A variety of birds on the water's edge
Owned by the Wassand Estate, the mere covers 476 acres and is the largest lake in Yorkshire. The owners of Wassand Hall bought the lake, used today for fishing and bird watching too, for a mere £50 in the 16th century (forgive the pun.) Something I have learned about the history of the mere is that it was formed by glacial activity and today it has a Special Protection Area status because of the diversity of the fen area surrounding the mere which includes much flora and fauna.

Sunday afternoon jaunt on the water
As I finish this brief blog, I have just watched  Felix Baumgartner live on YouTube jump from a capsule suspended from a helium balloon a total height of more than 120,000 feet and at freefall speeds at over 700 miles an hour at higher levels. Well done him, I got vertigo just watching him jump!
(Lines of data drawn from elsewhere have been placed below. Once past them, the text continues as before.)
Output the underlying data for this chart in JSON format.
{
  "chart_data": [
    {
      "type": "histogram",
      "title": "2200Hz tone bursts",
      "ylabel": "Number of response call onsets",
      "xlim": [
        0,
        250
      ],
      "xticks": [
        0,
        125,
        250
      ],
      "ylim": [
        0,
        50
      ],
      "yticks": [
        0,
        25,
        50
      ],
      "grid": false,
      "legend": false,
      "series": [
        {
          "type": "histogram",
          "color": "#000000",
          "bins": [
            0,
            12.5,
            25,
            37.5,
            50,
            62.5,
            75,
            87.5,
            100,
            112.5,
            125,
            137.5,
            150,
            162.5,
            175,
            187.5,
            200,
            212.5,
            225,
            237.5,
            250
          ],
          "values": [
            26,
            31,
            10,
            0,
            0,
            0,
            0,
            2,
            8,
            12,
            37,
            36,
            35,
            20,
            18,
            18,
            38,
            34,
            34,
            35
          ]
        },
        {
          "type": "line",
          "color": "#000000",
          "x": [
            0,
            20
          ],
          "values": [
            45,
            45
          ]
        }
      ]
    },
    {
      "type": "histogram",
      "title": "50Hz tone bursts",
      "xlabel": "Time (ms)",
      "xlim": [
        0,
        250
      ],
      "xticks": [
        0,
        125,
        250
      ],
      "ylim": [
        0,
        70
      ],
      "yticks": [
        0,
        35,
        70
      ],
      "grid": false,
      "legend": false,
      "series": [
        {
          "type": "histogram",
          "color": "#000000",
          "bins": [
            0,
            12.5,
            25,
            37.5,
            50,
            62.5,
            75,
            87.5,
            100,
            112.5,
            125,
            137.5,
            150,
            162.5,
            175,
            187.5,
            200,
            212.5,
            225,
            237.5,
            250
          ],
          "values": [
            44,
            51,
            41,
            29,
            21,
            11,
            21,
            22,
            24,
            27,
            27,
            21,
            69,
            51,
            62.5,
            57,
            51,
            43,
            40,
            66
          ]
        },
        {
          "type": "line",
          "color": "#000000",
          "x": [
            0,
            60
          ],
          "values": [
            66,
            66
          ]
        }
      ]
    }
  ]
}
I hope you've had a good weekend.

Chat soon



  1. Spent the last 2 hours watching Felix myself. Tracked him through his earlier test jumps.

    Love stuff like that. Strikes a chord when I was a kiddie and managed to get a valve vhs 426 tv working my parents had discarded, and my dad and I watched the moon landing with a bacon buttie (I was grounded with no tea for sneaking out :) )

  2. Hi Wheelie
    It's great to watch history on the making. When you think of the production values to get the moon landing on the TV in those days and today I watched Felix live on YouTube on the internet!

  3. I just blogged about Hornsea Mere last week for the letter'M' in ABC Wednesday. I used to stay with a school friend from Hornsea way back when...

  4. I have never been to Hornsea RLS - although I have often passed quite close. Do have one or two pieces of Hornsea pottery though - is it still going?

  5. Hi ChrisJ
    It's a small world isn't it? Although there have been small changes, you would recognise it today.

    Hi Weaver
    I remember my Aunt collecting Hornsea Pottery and it was certainly quite unique and very attractive although rather 1960s in style. There is a part of the Hornsea Museum dedicated to the pottery which employed a lot of people. I think it went bust around 2008.